Sauf que, dans un second temps, un « historien » nommé Bertrand Hamelin s’en mêle pour contester ce discrédit et réhabiliter Bernadac : « si le travail de Bernadac n’est pas cité par les historiens français (alors qu’il l’est par des historiens étrangers) ce serait plus dû à sa mauvaise réputation établie dans le milieu universitaire qu’à la véritable nature de ses écrits ». On notera le subtil balancement de l’article défini à propos de « les » historiens français (unanimement cons et, comme par hasard, « universitaires ») à l’article indéfini concernant « des » historiens étrangers (chez lesquels, n’en doutons pas, Dieu reconnaîtra les siens) : « Avec la contre-preuve absolue : « Dans son livre, Le Train de la mort, publié en 1970, Bernadac établi le bilan à 536 morts (grâce à des témoignages et des documents), alors que le chiffre de 984 morts est resté vingt ans après dans un ouvrage de référence. » On sent chez Hamelin, « historien » dont les titres et travaux connus rempliraient l’espace d’un timbre-poste, une obsession du référencement qui confine à la manie : « UN ouvrage de référence », dont on ne connaîtra pas le titre. Et plus encore que cette manie du référencement vérifiable, on reconnaît un souci de méthode qui impose le respect : alors que sur la base de « témoignages », justement, on a quelque idée des conditions atroces dans lesquelles ont circulé des trains de la mort, comment faisait-on pour dénombre ces malheureux à l’unité près : que faisait-on de ceux qui étaient tombés lors du chargement ? Ou qui étaient bouffés par les molosses dont les Allemands faisaient un large usage ? Mystère…

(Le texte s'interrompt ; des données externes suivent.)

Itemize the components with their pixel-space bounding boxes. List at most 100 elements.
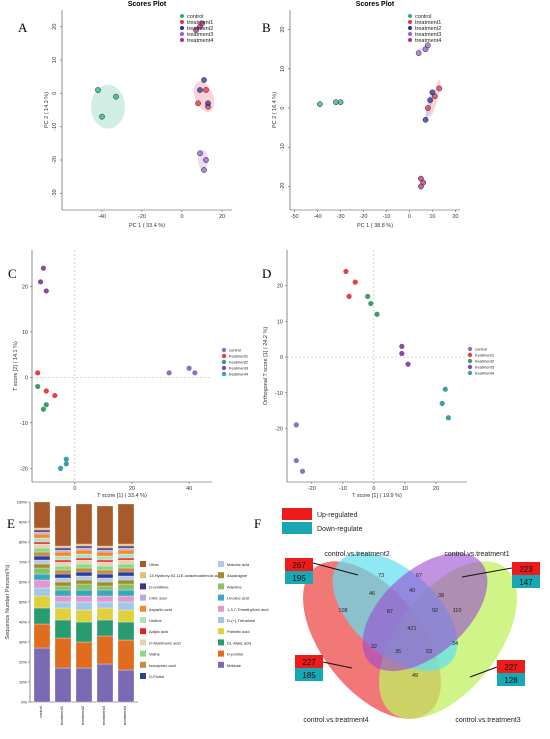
bar-segment-isocaproic-acid (33, 551, 51, 557)
bar-segment-13-hydroxy-9z-11e-octadecadienoic-acid (96, 545, 114, 549)
x-tick-label: -10 (383, 214, 391, 220)
legend-marker-treatment4 (408, 38, 412, 42)
plot-title: Scores Plot (128, 1, 167, 8)
y-tick-label: 0 (25, 375, 28, 381)
panel-d: D -20 -10 0 10 20 20 10 0 -10 -20 T score [1] ( 19.… (262, 250, 495, 499)
bar-segment-dl-malic-acid (54, 619, 72, 639)
legend-marker-treatment1 (180, 20, 184, 24)
bar-segment-d-proline (54, 637, 72, 669)
bar-segment-d-ornithine (96, 547, 114, 551)
legend-label-treatment2: treatment2 (415, 26, 441, 32)
data-point-treatment2 (429, 89, 436, 96)
bar-segment-isocaproic-acid (96, 569, 114, 575)
bar-segment-adipic-acid (75, 557, 93, 561)
bar-segment-uridine (54, 555, 72, 561)
legend-swatch (218, 561, 224, 567)
data-point-treatment1 (352, 279, 358, 285)
x-axis-label: PC 1 ( 38.8 %) (357, 223, 393, 229)
bar-segment-isocaproic-acid (54, 569, 72, 575)
legend-label-control: control (475, 347, 487, 352)
bar-segment-d-pinitol (96, 573, 114, 579)
y-axis-label: PC 2 ( 16.4 %) (272, 92, 278, 128)
venn-region-count: 87 (387, 609, 393, 615)
legend-label: Adipic acid (149, 629, 168, 634)
legend-swatch-up (282, 508, 312, 520)
y-tick-label: 20 (52, 24, 58, 30)
up-count-box (497, 660, 525, 673)
legend-marker-treatment4 (467, 370, 473, 376)
bar-segment-linoleic-acid (96, 589, 114, 597)
bar-segment-1-3-7-trimethyluric-acid (33, 579, 51, 589)
down-count-box (497, 673, 525, 686)
data-point-treatment1 (203, 87, 209, 93)
bar-segment-asparagine (33, 563, 51, 569)
legend-label: Malonic acid (227, 562, 249, 567)
legend-label: Palmitic acid (227, 629, 249, 634)
bar-segment-d-ornithine (54, 547, 72, 551)
y-axis-label: T score [2] ( 14.1 %) (13, 341, 19, 391)
venn-region-count: 32 (371, 644, 377, 650)
legend-swatch (218, 661, 224, 668)
legend-label: D-(+)-Trehalose (227, 618, 256, 623)
bar-segment-aspartic-acid (75, 549, 93, 555)
data-point-treatment4 (193, 27, 199, 33)
legend-marker-treatment2 (467, 358, 473, 364)
legend-label-treatment3: treatment3 (415, 32, 441, 38)
bar-segment-asparagine (96, 581, 114, 587)
bar-segment-13-hydroxy-9z-11e-octadecadienoic-acid (117, 543, 135, 547)
bar-segment-d-arabinonic-acid (54, 561, 72, 567)
x-axis-label: T score [1] ( 19.9 %) (352, 493, 402, 499)
legend-marker-treatment1 (221, 353, 227, 359)
y-tick-label: -20 (280, 182, 286, 190)
legend-marker-treatment2 (221, 359, 227, 365)
bar-segment-malonic-acid (96, 577, 114, 583)
bar-segment-citric-acid (96, 549, 114, 553)
bar-segment-other (54, 505, 72, 547)
data-point-treatment2 (205, 100, 211, 107)
data-point-control (99, 113, 105, 120)
legend-marker-treatment1 (467, 352, 473, 358)
bar-segment-other (117, 503, 135, 545)
bar-segment-13-hydroxy-9z-11e-octadecadienoic-acid (54, 545, 72, 549)
y-tick-label: 80% (19, 540, 27, 545)
bar-segment-citric-acid (33, 531, 51, 535)
bar-segment-d-ornithine (75, 545, 93, 549)
venn-connector-line (469, 666, 498, 678)
bar-segment-aspartic-acid (33, 533, 51, 539)
data-point-treatment1 (343, 268, 349, 275)
bar-segment-asparagine (75, 579, 93, 585)
bar-segment-palmitic-acid (33, 595, 51, 609)
y-tick-label: 100% (17, 500, 28, 505)
legend-label-treatment2: treatment2 (229, 360, 249, 365)
x-tick-label: 0 (372, 486, 375, 492)
panel-b: B Scores Plot -50 -40 -30 -20 -10 0 10 20 20 10 0 -10… (262, 1, 460, 229)
confidence-ellipse-treatment1 (193, 81, 215, 113)
bar-segment-d-pinitol (33, 555, 51, 561)
bar-segment-d-pinitol (117, 571, 135, 577)
x-tick-label: 0 (408, 214, 411, 220)
venn-connector-line (312, 562, 359, 576)
x-tick-label: 40 (186, 486, 192, 492)
data-point-treatment4 (57, 465, 64, 471)
bar-segment-other (96, 505, 114, 547)
legend-label: DL-Malic acid (227, 640, 251, 645)
bar-segment-adenine (117, 583, 135, 591)
bar-segment-isocaproic-acid (117, 567, 135, 573)
data-point-treatment2 (43, 402, 49, 408)
bar-segment-adipic-acid (96, 559, 114, 563)
panel-label: D (262, 266, 271, 281)
y-tick-label: -20 (52, 156, 58, 164)
venn-region-count: 421 (407, 626, 416, 632)
legend-label-treatment4: treatment4 (475, 371, 495, 376)
x-tick-label: -40 (98, 214, 106, 220)
legend-swatch (218, 572, 224, 579)
legend-swatch (140, 605, 146, 612)
y-tick-label: -10 (20, 421, 28, 427)
legend-label: Other (149, 562, 160, 567)
legend-swatch (218, 639, 224, 646)
bar-segment-citric-acid (54, 549, 72, 553)
x-tick-label: -20 (308, 486, 316, 492)
data-point-treatment3 (399, 343, 405, 349)
bar-segment-dl-malic-acid (117, 621, 135, 641)
x-tick-label: 0 (180, 214, 183, 220)
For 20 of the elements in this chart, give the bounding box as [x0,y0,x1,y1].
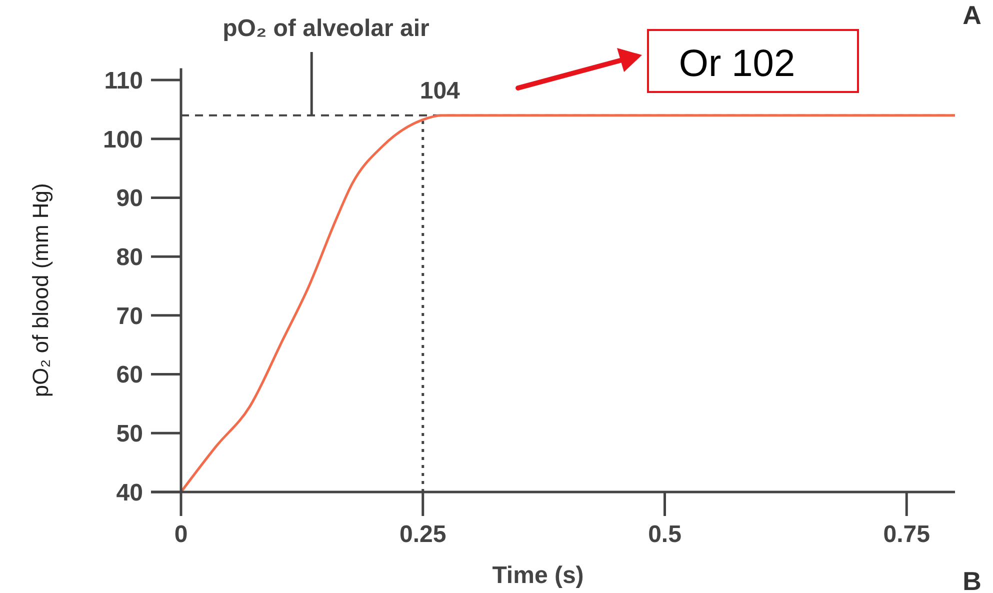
x-tick-label: 0.5 [648,521,682,548]
x-tick-label: 0.25 [400,521,446,548]
annotation: pO₂ of alveolar air [222,15,430,42]
text: B [962,566,982,593]
y-tick-label: 70 [116,302,143,330]
y-tick-label: 60 [116,362,143,389]
y-tick-label: 100 [102,126,143,154]
x-tick-label: 0 [174,521,188,548]
line-series [180,114,956,494]
x-axis-title: Time (s) [492,562,584,589]
y-tick-label: 50 [116,420,143,448]
x-tick-label: 0.75 [883,521,930,548]
y-tick-label: 90 [116,185,143,212]
text: A [962,0,982,30]
y-tick-label: 110 [104,67,143,94]
y-tick-label: 80 [116,244,143,271]
y-tick-label: 40 [116,479,143,506]
annotation: 104 [420,77,461,104]
y-axis-title: pO₂ of blood (mm Hg) [28,183,53,398]
annotation: Or 102 [678,43,796,85]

Enfin – et c’est là qu’on est contents de vivre dans un pays de haute culture qui ne recrute pour la nouvelle génération de son Université (Hamelin semble avoir une affiliation plus ou moins universitaire) que des mecs qui, en plus, peuvent mettre leurs méthodes au service de la Vérité : dans un guerre mondiale qui a fait quelque 50 millions de morts, dont à peu près 6 millions de Juifs, il est réconfortant de voir que, même en province, on trouve des Savants qui dénombrent les victimes à l’unité près et s’indignent qu’on ait fait des erreurs de recensement par excès pour un total de 448 sujets… Le gars-là a un sujet de thèse tout trouvé.

Assez ri – ou pleuré. Le thème du jour, ce n’est pas l’horreur nazie, mais Wikipédia. Dans mon précédent article, j’avais montré que le pari de faire l’économie des experts et des sachants était intenable. Depuis lors, les défenseurs « l’encyclopédie libre, que chacun peut améliorer » en faisant le pari du « citoyen expert » (entendez : du gars qui sait toujours mieux que vous sans avoir jamais rien étudié), ont écrit un Acte II. Même quand la démocratie du savoir a fait valoir ses droits, il n’existe aucune raison pour exclure du débat des « historiens » qui n’entendent pas se taire : « chacun » peut « améliorer » l’état du savoir en documentant que les vrais chiffres ne sont pas « à peu près 50 millions », mais précisément 536…

Ça ne vous rappelle pas une certaine « PANdémie » : selon les chiffres du jour (qui ne sont pas les mêmes qu’hier et auront changé demain), il y aurait 5937,2835 patients en réanimation ?

Décérébrer les gens, c’est une question d’entraînement, et nul doute que Wikipédia y a son rôle à jouer.

  1. Un peu comme si on tombait, chez un libraire d’occasion, sur un bouquin signé par Marlène Schiappa et intitulé Pensées.